Post History

Here's a relevant bit from the standard ([C89](http://www.open-std.org/jtc1/sc22/WG14/www/docs/n1256.pdf), section 7.20.3):


 > The pointer returned if the allocation succeeds is
 > suitably aligned so that it may be assigned to a pointer
 > to any type of object and then used to access such an
 > object or an array of such objects in the space allocated

In other words, the compiler/library has to ensure that the pointer that `malloc` returns is aligned to whatever alignment requirements the current platform has.  If your platform requires 32-bit I/O to be aligned to 4-byte boundaries, then `malloc` is going to give you a pointer that's aligned to a 4-byte boundary.  The pointer has to work with "any type" of object (since you can't pass type information to `malloc`), so that means it will be aligned to whatever the strictest boundary for your platform is.  In a lot of cases this corresponds to the word size of the machine.

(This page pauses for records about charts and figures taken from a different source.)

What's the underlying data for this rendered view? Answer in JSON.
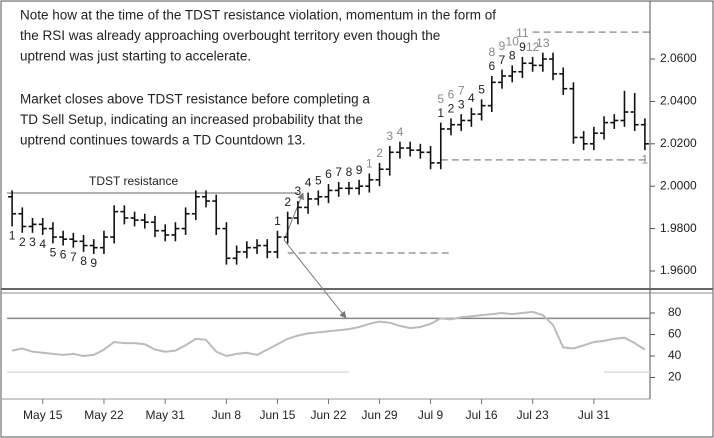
{
  "chart_data": [
    {
      "type": "ohlc",
      "open": [
        1.995,
        1.987,
        1.981,
        1.982,
        1.98,
        1.976,
        1.975,
        1.974,
        1.972,
        1.971,
        1.976,
        1.988,
        1.985,
        1.984,
        1.983,
        1.979,
        1.977,
        1.98,
        1.987,
        1.995,
        1.993,
        1.98,
        1.966,
        1.969,
        1.971,
        1.972,
        1.969,
        1.976,
        1.985,
        1.99,
        1.994,
        1.995,
        1.998,
        1.999,
        1.999,
        2.0,
        2.003,
        2.008,
        2.016,
        2.018,
        2.017,
        2.016,
        2.011,
        2.027,
        2.029,
        2.031,
        2.034,
        2.038,
        2.049,
        2.052,
        2.054,
        2.058,
        2.057,
        2.06,
        2.053,
        2.046,
        2.023,
        2.02,
        2.025,
        2.03,
        2.031,
        2.035,
        2.029
      ],
      "high": [
        1.998,
        1.99,
        1.985,
        1.985,
        1.983,
        1.979,
        1.978,
        1.977,
        1.975,
        1.979,
        1.991,
        1.991,
        1.988,
        1.987,
        1.986,
        1.982,
        1.983,
        1.99,
        1.998,
        1.998,
        1.996,
        1.983,
        1.972,
        1.974,
        1.975,
        1.975,
        1.979,
        1.988,
        1.993,
        1.997,
        1.998,
        2.001,
        2.002,
        2.002,
        2.003,
        2.006,
        2.011,
        2.019,
        2.021,
        2.021,
        2.02,
        2.019,
        2.03,
        2.032,
        2.034,
        2.037,
        2.041,
        2.052,
        2.055,
        2.057,
        2.061,
        2.061,
        2.063,
        2.063,
        2.056,
        2.049,
        2.026,
        2.028,
        2.033,
        2.034,
        2.045,
        2.044,
        2.032
      ],
      "low": [
        1.981,
        1.978,
        1.978,
        1.977,
        1.973,
        1.972,
        1.971,
        1.969,
        1.968,
        1.968,
        1.973,
        1.982,
        1.981,
        1.98,
        1.976,
        1.974,
        1.974,
        1.977,
        1.984,
        1.99,
        1.977,
        1.963,
        1.963,
        1.966,
        1.968,
        1.966,
        1.966,
        1.973,
        1.982,
        1.987,
        1.991,
        1.992,
        1.995,
        1.996,
        1.996,
        1.997,
        2.0,
        2.005,
        2.013,
        2.014,
        2.013,
        2.008,
        2.008,
        2.024,
        2.026,
        2.028,
        2.031,
        2.035,
        2.046,
        2.049,
        2.051,
        2.054,
        2.054,
        2.05,
        2.043,
        2.02,
        2.017,
        2.017,
        2.022,
        2.027,
        2.028,
        2.026,
        2.017
      ],
      "close": [
        1.987,
        1.981,
        1.982,
        1.98,
        1.976,
        1.975,
        1.974,
        1.972,
        1.971,
        1.976,
        1.988,
        1.985,
        1.984,
        1.983,
        1.979,
        1.977,
        1.98,
        1.987,
        1.995,
        1.993,
        1.98,
        1.966,
        1.969,
        1.971,
        1.972,
        1.969,
        1.976,
        1.985,
        1.99,
        1.994,
        1.995,
        1.998,
        1.999,
        1.999,
        2.0,
        2.003,
        2.008,
        2.016,
        2.018,
        2.017,
        2.016,
        2.011,
        2.027,
        2.029,
        2.031,
        2.034,
        2.038,
        2.049,
        2.052,
        2.054,
        2.058,
        2.057,
        2.06,
        2.053,
        2.046,
        2.023,
        2.02,
        2.025,
        2.03,
        2.031,
        2.035,
        2.029,
        2.02
      ],
      "color": "#111111",
      "ylim": [
        1.9515,
        2.0869
      ],
      "yticks": [
        {
          "value": 1.96,
          "label": "1.9600"
        },
        {
          "value": 1.98,
          "label": "1.9800"
        },
        {
          "value": 2.0,
          "label": "2.0000"
        },
        {
          "value": 2.02,
          "label": "2.0200"
        },
        {
          "value": 2.04,
          "label": "2.0400"
        },
        {
          "value": 2.06,
          "label": "2.0600"
        }
      ],
      "levels": [
        {
          "label": "TDST resistance",
          "value": 1.9968,
          "from": -0.5,
          "to": 28,
          "style": "solid",
          "color": "#999999"
        },
        {
          "value": 1.9685,
          "from": 27,
          "to": 43,
          "style": "dashed",
          "color": "#999999"
        },
        {
          "value": 2.0727,
          "from": 51,
          "to": 62.5,
          "style": "dashed",
          "color": "#999999"
        },
        {
          "value": 2.0124,
          "from": 42,
          "to": 62.5,
          "style": "dashed",
          "color": "#999999"
        }
      ],
      "bar_labels": [
        {
          "color": "#222222",
          "position": "below",
          "bars": [
            0,
            1,
            2,
            3,
            4,
            5,
            6,
            7,
            8
          ],
          "texts": [
            1,
            2,
            3,
            4,
            5,
            6,
            7,
            8,
            9
          ]
        },
        {
          "color": "#222222",
          "position": "above",
          "bars": [
            26,
            27,
            28,
            29,
            30,
            31,
            32,
            33,
            34,
            42,
            43,
            44,
            45,
            46,
            47,
            48,
            49,
            50
          ],
          "texts": [
            1,
            2,
            3,
            4,
            5,
            6,
            7,
            8,
            9,
            1,
            2,
            3,
            4,
            5,
            6,
            7,
            8,
            9
          ]
        },
        {
          "color": "#8a8a8a",
          "position": "above",
          "bars": [
            35,
            36,
            37,
            38,
            42,
            43,
            44,
            47,
            48,
            49,
            50,
            51,
            52
          ],
          "texts": [
            1,
            2,
            3,
            4,
            5,
            6,
            7,
            8,
            9,
            10,
            11,
            12,
            13
          ]
        },
        {
          "color": "#8a8a8a",
          "position": "below",
          "bars": [
            62
          ],
          "texts": [
            1
          ]
        }
      ],
      "notes": [
        [
          "Note how at the time of the TDST resistance violation, momentum in the form of",
          "the RSI was already approaching overbought territory even though the",
          "uptrend was just starting to accelerate."
        ],
        [
          "Market closes above TDST resistance before completing a",
          "TD Sell Setup, indicating an increased probability that the",
          "uptrend continues towards a TD Countdown 13."
        ]
      ]
    },
    {
      "type": "line",
      "values": [
        45,
        47,
        44,
        43,
        42,
        41,
        42,
        40,
        41,
        46,
        53,
        52,
        52,
        51,
        46,
        44,
        45,
        50,
        56,
        55,
        44,
        40,
        42,
        43,
        41,
        46,
        51,
        56,
        59,
        61,
        62,
        63,
        64,
        65,
        67,
        70,
        72,
        71,
        68,
        66,
        67,
        70,
        75,
        74,
        76,
        77,
        78,
        79,
        80,
        79,
        80,
        81,
        78,
        69,
        48,
        47,
        50,
        53,
        54,
        56,
        57,
        52,
        46
      ],
      "color": "#bbbbbb",
      "ylim": [
        0,
        100
      ],
      "yticks": [
        20,
        40,
        60,
        80
      ],
      "levels": [
        {
          "value": 75,
          "from": -0.5,
          "to": 62.5,
          "color": "#888888"
        },
        {
          "value": 25,
          "from": -0.5,
          "to": 33,
          "color": "#dddddd"
        },
        {
          "value": 25,
          "from": 58,
          "to": 62.5,
          "color": "#dddddd"
        }
      ],
      "xlim": [
        -0.5,
        62.5
      ],
      "xticks": [
        {
          "value": 3,
          "label": "May 15"
        },
        {
          "value": 9,
          "label": "May 22"
        },
        {
          "value": 15,
          "label": "May 31"
        },
        {
          "value": 21,
          "label": "Jun 8"
        },
        {
          "value": 26,
          "label": "Jun 15"
        },
        {
          "value": 31,
          "label": "Jun 22"
        },
        {
          "value": 36,
          "label": "Jun 29"
        },
        {
          "value": 41,
          "label": "Jul 9"
        },
        {
          "value": 46,
          "label": "Jul 16"
        },
        {
          "value": 51,
          "label": "Jul 23"
        },
        {
          "value": 57,
          "label": "Jul 31"
        }
      ]
    }
  ]
}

In your specific case, you only saw the problem when `N` was a multiple of 8.  Most likely, your platform's alignment rules required `malloc` to return pointers aligned to 8-byte boundaries.  When your allocation wasn't a multiple of 8 bytes, the `size % 8` bytes of space between the end of your buffer and the next 8-byte boundary were unused.  You could write into these bytes because there was no way for `malloc` to allocate them for someone else without generating a pointer that didn't meet the requirement above.  When `N` is indeed a multiple of 8, then the very next byte after the array is allocatable, and writing into it risks overwriting someone else's memory.  An interesting side effect is that code that appears to work on your machine might not work on a hardware platform that has different alignment requirements.